The following recipe provides established best practices for running and extending this workflow in a reproducible way.

1. [Fork](https://help.github.com/en/articles/fork-a-repo) the repo to a personal or lab account.
2. [Clone](https://help.github.com/en/articles/cloning-a-repository) the fork to the desired working directory for the concrete project/run on your machine.
3. [Create a new branch](https://git-scm.com/docs/gittutorial#_managing_branches) (the project-branch) within the clone and switch to it. The branch will contain any project-specific modifications (e.g. to configuration, but also to code).
4. Modify the config, and any necessary sheets (and probably the workflow) as needed.
5. Commit any changes and push the project-branch to your fork on github.
6. Run the analysis.
7. Optional: Merge back any valuable and generalizable changes to the [upstream repo](https://github.com/snakemake-workflows/encode-demo-workflow) via a [**pull request**](https://help.github.com/en/articles/creating-a-pull-request).

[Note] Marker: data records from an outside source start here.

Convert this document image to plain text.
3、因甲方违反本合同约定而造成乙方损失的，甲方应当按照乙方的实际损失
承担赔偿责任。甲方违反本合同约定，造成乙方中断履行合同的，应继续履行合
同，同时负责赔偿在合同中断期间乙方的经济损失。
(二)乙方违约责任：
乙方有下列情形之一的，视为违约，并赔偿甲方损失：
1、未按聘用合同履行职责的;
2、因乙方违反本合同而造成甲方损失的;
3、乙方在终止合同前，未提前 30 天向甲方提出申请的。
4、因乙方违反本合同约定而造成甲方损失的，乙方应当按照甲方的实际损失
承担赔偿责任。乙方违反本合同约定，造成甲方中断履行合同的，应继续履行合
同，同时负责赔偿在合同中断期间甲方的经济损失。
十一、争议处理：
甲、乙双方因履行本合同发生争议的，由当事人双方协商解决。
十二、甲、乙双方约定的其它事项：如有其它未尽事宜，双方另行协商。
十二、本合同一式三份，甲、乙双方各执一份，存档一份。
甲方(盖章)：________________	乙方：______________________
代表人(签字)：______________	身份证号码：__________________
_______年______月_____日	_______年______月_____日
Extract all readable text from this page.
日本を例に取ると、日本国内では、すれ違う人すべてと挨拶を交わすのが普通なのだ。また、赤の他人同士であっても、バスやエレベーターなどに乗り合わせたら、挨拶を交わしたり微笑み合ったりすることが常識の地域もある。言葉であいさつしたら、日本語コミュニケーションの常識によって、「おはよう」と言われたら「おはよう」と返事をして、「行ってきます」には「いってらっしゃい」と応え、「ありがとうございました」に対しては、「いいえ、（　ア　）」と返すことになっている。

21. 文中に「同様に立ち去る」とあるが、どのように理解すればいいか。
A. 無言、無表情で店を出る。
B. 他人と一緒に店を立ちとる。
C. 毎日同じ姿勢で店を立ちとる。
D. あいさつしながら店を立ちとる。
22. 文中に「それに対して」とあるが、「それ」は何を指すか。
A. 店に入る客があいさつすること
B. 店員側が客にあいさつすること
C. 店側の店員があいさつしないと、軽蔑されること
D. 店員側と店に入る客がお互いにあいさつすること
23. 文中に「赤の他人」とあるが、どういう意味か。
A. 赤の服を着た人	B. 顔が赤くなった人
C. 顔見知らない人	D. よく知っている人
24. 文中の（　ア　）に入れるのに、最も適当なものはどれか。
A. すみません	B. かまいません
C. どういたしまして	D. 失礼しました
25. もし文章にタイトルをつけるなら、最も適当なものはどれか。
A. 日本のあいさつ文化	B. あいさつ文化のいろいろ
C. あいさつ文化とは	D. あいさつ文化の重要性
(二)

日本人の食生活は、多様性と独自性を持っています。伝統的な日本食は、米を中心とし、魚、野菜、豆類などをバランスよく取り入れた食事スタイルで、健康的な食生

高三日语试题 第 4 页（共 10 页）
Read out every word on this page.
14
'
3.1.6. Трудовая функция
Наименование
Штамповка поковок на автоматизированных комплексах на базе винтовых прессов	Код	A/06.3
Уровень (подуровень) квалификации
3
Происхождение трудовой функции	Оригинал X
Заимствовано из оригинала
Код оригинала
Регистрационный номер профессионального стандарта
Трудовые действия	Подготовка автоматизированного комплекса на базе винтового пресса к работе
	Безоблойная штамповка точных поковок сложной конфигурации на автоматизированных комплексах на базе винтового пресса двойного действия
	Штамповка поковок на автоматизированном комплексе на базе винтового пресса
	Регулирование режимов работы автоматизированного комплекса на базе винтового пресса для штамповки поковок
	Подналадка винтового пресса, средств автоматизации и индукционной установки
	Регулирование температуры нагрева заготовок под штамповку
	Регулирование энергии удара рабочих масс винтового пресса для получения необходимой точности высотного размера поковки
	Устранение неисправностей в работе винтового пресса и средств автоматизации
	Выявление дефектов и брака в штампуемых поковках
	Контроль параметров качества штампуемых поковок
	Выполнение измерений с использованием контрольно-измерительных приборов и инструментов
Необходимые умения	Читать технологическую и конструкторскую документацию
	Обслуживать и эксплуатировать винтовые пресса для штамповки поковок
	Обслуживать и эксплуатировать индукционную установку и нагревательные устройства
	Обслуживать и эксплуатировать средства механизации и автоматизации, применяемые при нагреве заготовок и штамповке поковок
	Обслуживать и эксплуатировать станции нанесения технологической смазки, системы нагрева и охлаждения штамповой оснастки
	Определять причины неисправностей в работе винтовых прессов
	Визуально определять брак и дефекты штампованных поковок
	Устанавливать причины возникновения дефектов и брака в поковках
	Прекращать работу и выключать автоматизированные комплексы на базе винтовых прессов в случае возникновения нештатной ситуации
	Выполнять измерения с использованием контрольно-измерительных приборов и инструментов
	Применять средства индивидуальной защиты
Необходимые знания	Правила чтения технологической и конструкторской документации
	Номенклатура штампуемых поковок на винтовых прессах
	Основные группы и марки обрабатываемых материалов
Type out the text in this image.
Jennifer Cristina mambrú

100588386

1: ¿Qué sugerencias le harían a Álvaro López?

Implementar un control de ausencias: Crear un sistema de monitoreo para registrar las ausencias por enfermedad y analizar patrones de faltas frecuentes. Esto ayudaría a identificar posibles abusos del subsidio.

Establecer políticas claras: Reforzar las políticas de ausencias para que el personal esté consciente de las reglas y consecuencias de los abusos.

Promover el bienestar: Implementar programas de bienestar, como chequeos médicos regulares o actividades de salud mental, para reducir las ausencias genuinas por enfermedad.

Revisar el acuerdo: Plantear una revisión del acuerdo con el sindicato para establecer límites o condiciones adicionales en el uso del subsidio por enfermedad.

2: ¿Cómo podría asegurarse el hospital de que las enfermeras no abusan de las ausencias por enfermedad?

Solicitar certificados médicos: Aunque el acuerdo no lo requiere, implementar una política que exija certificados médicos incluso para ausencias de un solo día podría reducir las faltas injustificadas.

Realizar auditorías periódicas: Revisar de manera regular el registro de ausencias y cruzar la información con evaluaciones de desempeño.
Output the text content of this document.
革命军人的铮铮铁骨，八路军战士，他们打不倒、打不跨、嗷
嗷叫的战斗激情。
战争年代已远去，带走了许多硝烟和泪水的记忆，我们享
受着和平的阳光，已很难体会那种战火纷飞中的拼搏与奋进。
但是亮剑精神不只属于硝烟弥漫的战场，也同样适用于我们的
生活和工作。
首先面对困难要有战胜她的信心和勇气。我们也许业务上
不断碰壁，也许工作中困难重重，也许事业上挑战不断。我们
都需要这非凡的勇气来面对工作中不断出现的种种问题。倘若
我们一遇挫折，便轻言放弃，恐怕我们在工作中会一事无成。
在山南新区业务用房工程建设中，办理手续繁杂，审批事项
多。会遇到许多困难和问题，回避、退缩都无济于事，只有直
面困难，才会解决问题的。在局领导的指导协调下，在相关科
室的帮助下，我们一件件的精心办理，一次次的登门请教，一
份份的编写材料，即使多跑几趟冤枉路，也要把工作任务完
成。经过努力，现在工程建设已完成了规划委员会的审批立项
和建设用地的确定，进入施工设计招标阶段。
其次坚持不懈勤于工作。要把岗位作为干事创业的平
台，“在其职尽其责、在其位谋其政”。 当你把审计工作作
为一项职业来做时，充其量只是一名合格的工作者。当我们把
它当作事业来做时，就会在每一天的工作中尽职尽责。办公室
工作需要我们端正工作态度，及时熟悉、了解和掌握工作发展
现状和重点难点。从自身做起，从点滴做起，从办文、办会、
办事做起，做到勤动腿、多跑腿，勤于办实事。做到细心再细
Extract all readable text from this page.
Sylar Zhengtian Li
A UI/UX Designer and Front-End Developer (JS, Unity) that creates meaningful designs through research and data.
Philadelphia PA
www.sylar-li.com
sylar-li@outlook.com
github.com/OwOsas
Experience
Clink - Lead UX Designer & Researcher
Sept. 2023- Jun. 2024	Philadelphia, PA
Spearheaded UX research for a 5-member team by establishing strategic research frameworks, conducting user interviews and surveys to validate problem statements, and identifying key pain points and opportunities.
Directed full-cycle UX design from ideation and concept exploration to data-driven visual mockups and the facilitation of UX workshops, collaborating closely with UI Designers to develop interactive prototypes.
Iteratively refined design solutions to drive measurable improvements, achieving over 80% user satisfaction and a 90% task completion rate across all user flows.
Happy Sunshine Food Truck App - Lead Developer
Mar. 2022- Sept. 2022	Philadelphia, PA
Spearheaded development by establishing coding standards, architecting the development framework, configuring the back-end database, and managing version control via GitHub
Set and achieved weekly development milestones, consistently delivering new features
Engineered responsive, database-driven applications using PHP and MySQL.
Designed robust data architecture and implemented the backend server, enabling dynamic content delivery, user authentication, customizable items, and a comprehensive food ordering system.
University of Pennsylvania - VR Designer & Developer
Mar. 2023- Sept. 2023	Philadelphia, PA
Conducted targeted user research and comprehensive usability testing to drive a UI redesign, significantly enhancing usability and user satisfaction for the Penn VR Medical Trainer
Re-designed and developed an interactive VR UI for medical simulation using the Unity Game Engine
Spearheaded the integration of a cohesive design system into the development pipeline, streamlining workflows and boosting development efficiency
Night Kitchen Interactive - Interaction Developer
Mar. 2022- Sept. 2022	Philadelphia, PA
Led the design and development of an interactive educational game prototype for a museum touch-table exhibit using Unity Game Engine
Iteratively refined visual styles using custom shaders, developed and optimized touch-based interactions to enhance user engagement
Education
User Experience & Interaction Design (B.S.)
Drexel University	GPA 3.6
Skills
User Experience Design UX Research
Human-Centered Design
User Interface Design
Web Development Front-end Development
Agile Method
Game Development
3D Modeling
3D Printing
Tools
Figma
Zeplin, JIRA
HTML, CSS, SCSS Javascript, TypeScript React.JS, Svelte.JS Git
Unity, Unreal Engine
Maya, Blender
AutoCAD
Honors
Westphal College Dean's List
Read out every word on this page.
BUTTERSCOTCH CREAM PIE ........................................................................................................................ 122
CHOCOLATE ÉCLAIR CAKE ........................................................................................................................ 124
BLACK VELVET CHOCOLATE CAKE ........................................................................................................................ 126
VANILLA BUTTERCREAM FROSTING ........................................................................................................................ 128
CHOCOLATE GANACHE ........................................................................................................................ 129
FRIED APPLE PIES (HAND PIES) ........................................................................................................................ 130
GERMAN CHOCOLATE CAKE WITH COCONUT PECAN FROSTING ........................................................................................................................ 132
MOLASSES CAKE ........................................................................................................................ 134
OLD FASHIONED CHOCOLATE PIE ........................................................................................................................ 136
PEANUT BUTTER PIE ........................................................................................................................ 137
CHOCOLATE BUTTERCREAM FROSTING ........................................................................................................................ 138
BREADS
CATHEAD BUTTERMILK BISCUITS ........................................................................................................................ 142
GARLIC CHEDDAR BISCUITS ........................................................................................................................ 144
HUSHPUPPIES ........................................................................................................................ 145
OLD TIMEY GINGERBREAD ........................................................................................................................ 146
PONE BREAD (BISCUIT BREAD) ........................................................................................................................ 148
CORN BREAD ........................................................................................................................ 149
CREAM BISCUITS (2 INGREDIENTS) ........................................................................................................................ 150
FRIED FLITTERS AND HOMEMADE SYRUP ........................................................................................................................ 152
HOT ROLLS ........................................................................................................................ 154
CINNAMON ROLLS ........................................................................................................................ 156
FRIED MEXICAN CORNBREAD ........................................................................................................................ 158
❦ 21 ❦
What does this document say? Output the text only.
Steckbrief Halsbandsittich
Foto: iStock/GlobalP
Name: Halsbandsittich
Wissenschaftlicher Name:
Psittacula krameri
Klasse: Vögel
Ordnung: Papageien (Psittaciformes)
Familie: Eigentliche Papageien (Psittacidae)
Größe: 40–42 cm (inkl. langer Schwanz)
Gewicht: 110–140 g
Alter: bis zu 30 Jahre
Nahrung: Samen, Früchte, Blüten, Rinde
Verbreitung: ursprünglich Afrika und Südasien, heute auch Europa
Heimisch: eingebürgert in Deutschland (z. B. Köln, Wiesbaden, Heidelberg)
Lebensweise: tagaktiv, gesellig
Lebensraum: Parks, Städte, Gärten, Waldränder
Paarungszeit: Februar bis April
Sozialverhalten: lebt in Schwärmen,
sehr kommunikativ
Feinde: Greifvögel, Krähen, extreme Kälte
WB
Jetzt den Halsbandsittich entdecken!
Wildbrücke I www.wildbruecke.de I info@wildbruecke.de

This would be **greatly appreciated**.
8. Optional: Push results (plots/tables) to the remote branch on your fork.
9. Optional: Create a self-contained workflow archive for publication along with the paper (snakemake --archive).
10. Optional: Delete the local clone/workdir to free space.

## Testing

Tests cases are in the subfolder `.test`. They are automatically executed via continuous integration with Travis CI.